L’abside a stento conteneva l’enorme altare, sproporzionato rispetto alle misure della chiesa. Le suore lo addobbavano solitamente fino al terzo ripiano con gladioli bianchi e foglie verdi. Nell’aria, in particolare  al sabato pomeriggio, il profumo dei fiori diventava intenso e rallegrava l’aria fredda, anche d’estate.

 

Mi piaceva anche l’odore dell’incenso che persisteva sospeso, e si mescolava al profumo dei fiori o a quello costoso della signora inginocchiata accanto a me.

 

          Avevo cominciato in autunno, durante una serie di conferenze dei giovani missionari che dall’alto del pulpito raccontavano le imprese presso lontani popoli affascinanti e misteriosi. Mi aveva colpito l’eroismo delle loro gesta, la forza che imprimevano ai racconti a volte bruschi. L’apoteosi fu una sera, dopo il racconto del missionario che mi aveva portato a sognare i popoli dell’Africa privi di ogni cosa e ignari del catechismo, quando la chiesa affollatissima si riempì di canti in latino che vibravano nel cuore. Il calore umano e l’intenso afrore di incensi e  di profumi mi avevano portata quasi in estasi e cantavo con tutte le mie forze le parole in latino delle preghiere, che da sempre ripetevo prima di dormire.
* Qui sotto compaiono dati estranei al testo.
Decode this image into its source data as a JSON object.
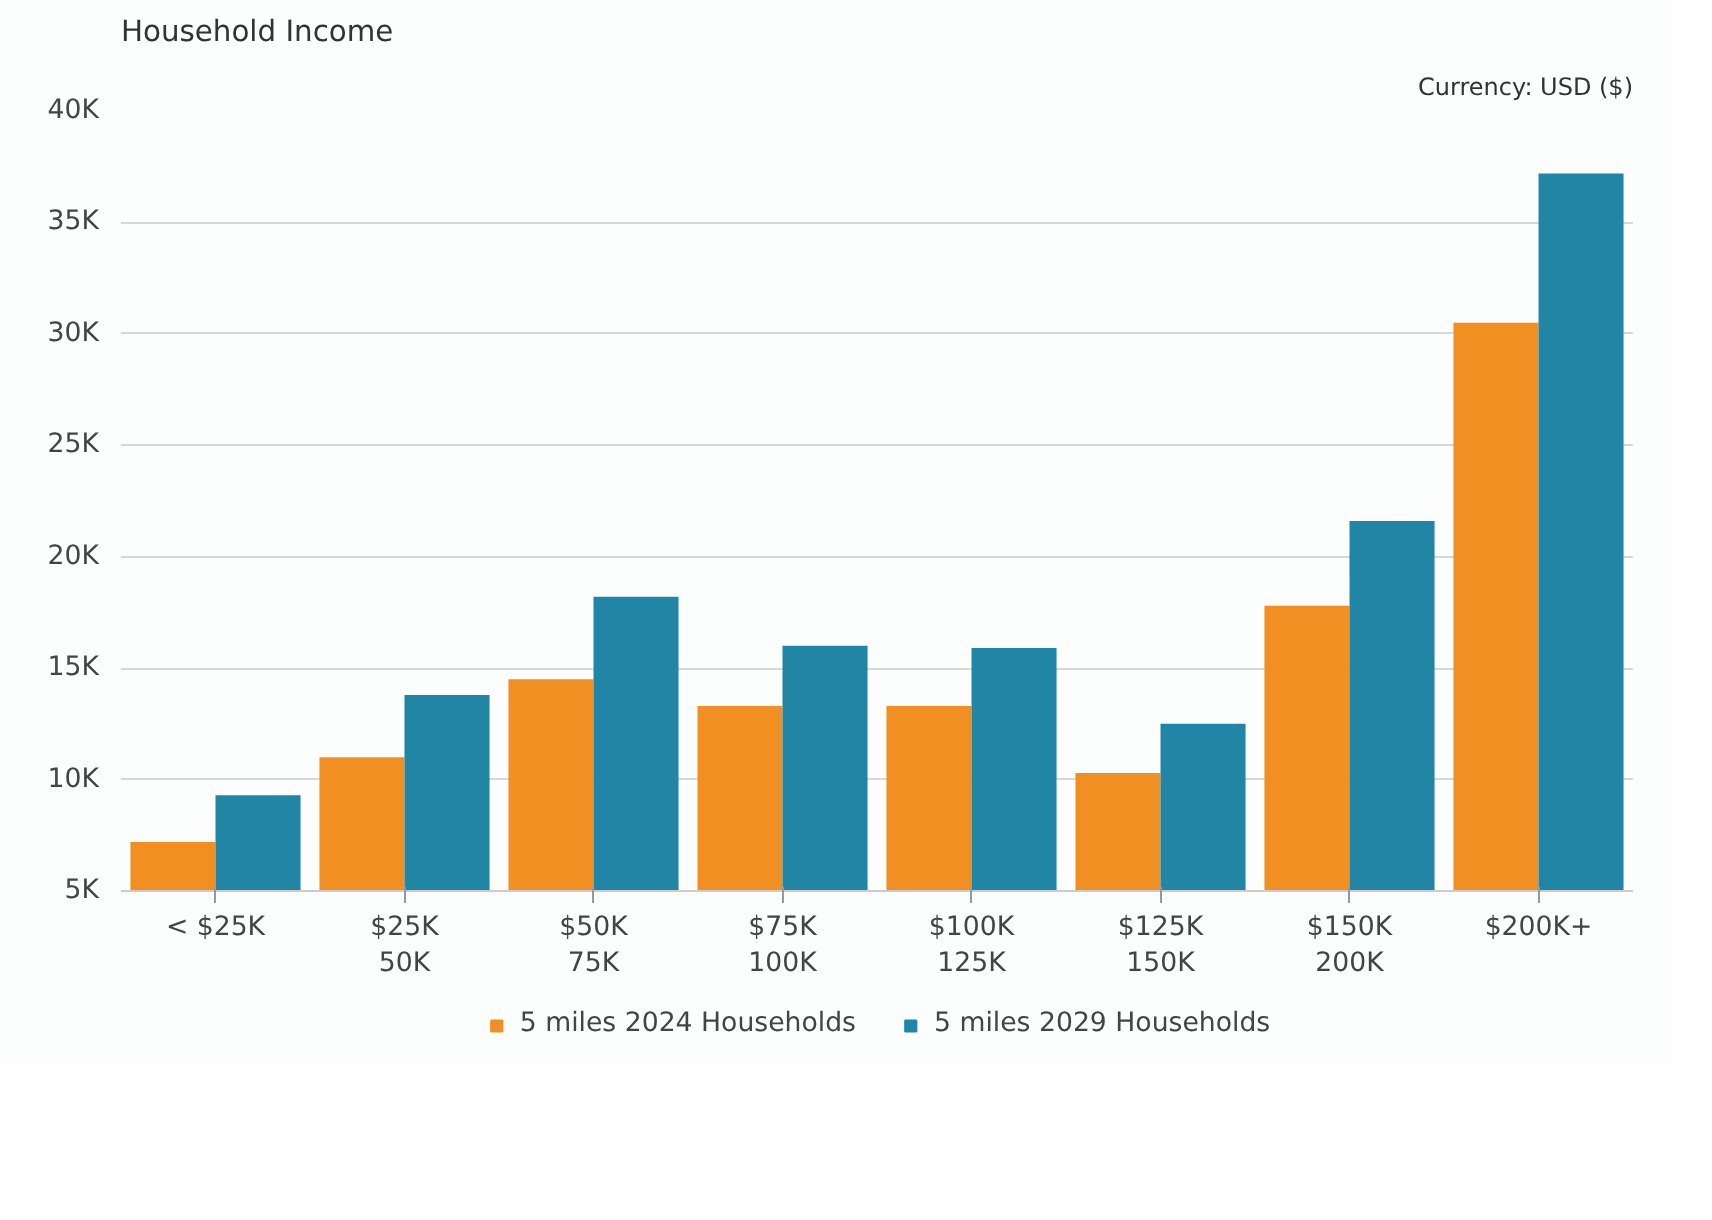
{
  "chart_data": {
    "type": "bar",
    "title": "Household Income",
    "annotations": [
      "Currency: USD ($)"
    ],
    "categories": [
      "< $25K",
      "$25K\n50K",
      "$50K\n75K",
      "$75K\n100K",
      "$100K\n125K",
      "$125K\n150K",
      "$150K\n200K",
      "$200K+"
    ],
    "series": [
      {
        "name": "5 miles 2024 Households",
        "color": "#f28f22",
        "values": [
          7200,
          11000,
          14500,
          13300,
          13300,
          10300,
          17800,
          30500
        ]
      },
      {
        "name": "5 miles 2029 Households",
        "color": "#2186a5",
        "values": [
          9300,
          13800,
          18200,
          16000,
          15900,
          12500,
          21600,
          37200
        ]
      }
    ],
    "ylim": [
      5000,
      40000
    ],
    "yticks": [
      {
        "value": 5000,
        "label": "5K"
      },
      {
        "value": 10000,
        "label": "10K"
      },
      {
        "value": 15000,
        "label": "15K"
      },
      {
        "value": 20000,
        "label": "20K"
      },
      {
        "value": 25000,
        "label": "25K"
      },
      {
        "value": 30000,
        "label": "30K"
      },
      {
        "value": 35000,
        "label": "35K"
      },
      {
        "value": 40000,
        "label": "40K"
      }
    ],
    "grid": "y",
    "legend": "bottom"
  }
}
         Mi sembrava importante diventare utile per quelle persone sconosciute, povere e ignoranti, quindi, non conoscendo altro modo, decisi che avrei dedicato la mia vita agli altri. Iniziai a leggere le vite dei santi e a frequentare la chiesa, con grande gioia i mia nonna che era devota e molto religiosa. Dopo i missionari, avevo proseguito con le cerimonie del Natale, costringendo tutta la famiglia alla messa di mezzanotte e alla cena che ne era seguita.

         La chiesa divenne sempre più fredda, a volte si scorgevano le nuvolette di fiato e i cappotti che non tenevano abbastanza caldo. I Santi erano sempre lì, ma li osservavo poco, attenta a non lasciar passare alcun filo di freddo sotto la sciarpa. La neve interruppe per un poco la mia partecipazione alle funzioni, più per pigrizia che per difficoltà oggettive.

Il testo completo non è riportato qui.